La bande dessinée fait semblant de tirer la tronche.

Goossens nous montre comment déconner froidement, l'air de rien.



Daniel Goossens, Georges et Louis romanciers - La fin du monde, Audie - Fluide Glacial.


AUJOURD'HUI JE VAIS ME LA JOUER PÉPÈRE, JE VOUS PRÉVIENS.

Il va s'agir de regarder un peu tous les aspects des planches de Goossens au regard de ce que j'ai dit dans les chapitres précédents.

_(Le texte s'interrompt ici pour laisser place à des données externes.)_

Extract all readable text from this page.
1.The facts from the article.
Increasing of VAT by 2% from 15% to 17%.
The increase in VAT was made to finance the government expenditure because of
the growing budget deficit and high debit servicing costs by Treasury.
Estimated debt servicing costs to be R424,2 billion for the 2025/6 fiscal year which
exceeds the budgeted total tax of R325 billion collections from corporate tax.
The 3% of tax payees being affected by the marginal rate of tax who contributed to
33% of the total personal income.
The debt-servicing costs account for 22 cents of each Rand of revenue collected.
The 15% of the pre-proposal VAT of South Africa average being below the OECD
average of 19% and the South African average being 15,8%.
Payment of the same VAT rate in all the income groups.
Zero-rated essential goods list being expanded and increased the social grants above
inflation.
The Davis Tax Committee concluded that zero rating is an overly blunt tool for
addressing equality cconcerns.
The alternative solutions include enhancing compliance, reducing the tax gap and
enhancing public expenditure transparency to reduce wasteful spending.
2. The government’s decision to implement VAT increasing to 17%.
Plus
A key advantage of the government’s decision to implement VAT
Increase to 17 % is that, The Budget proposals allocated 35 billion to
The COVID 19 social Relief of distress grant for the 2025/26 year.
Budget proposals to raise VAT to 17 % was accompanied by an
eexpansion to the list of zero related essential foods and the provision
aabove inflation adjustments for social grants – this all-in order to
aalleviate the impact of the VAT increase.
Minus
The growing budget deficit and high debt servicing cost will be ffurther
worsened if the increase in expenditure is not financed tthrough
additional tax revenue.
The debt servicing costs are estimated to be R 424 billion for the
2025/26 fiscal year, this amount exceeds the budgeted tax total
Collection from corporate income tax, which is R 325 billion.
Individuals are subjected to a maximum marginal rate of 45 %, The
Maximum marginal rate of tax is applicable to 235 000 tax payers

Du coup, on va se rendre compte (enfin, j'espère) que je n'écris pas trop de grosses conneries et que Goossens fait de la bande dessinée comique avec le sérieux d'un pape dépressif.

Donc...

Si on regarde les aventures de Georges (le grand) et Louis (le petit), on se rend compte qu'il font plein de choses...

Notamment :

  • GEORGES ET LOUIS SONT UN POINT D'ANCRAGE. 
Si Goossens ne faisait que nous raconter l'histoire du général au chevet du fou qui veut que tout le monde aille retaper une bicoque à la campagne avant d'être interrompu par un sage éleveur de chèvre, on lâcherait vite fait la rampe. Ce serait too much. Alors qu'avec Georges (le grand) et Louis (le petit) qui font contrepoint, on peut sortir du récit et se rattraper à quelque chose de plus quotidien (deux gus communs qui papotent dans un bureau) (et qui décryptent le précédent récit). (Bon, ensuite, cette nouvelle situation glisse elle aussi dans l'absurde, mais quand Georges interrompt le récit parce que c'est portnawak, il le fait parce que nous avons nous-même envie d'interrompre le récit. Georges offre une respiration avant de replonger dans l'absurdo-débile.) Preuve de tout cela : nous sommes avec Georges et Louis comme avec des amis.

  • NOUS SOMMES AVEC GEORGES ET LOUIS COMME AVEC DEUX AMIS.
De même que chez Guibert, chez Georges et Louis, nous sommes « à hauteur d'homme ».

Quand nous sommes dans leur bureau, nous sommes à côté d'eux. On ne participe pas à leur conversation  (on est de l'autre côté du bureau) mais on les observe, on les écoute, on essaye de se mettre sur la pointe des pieds pour voir ce qu'il y a d'écrit sur ces satanés feuillets.


Et quand on n'est pas avec eux mais dans le récit, rebelote. Nous épousons des points de vue crédibles. Un coup au chevet du malade qui délire (mais toujours debout, jamais vraiment inséré dans le groupe, toujours en spectateur), un coup en bas de la colline avec le vieux-sage-éleveur-de-chèvre.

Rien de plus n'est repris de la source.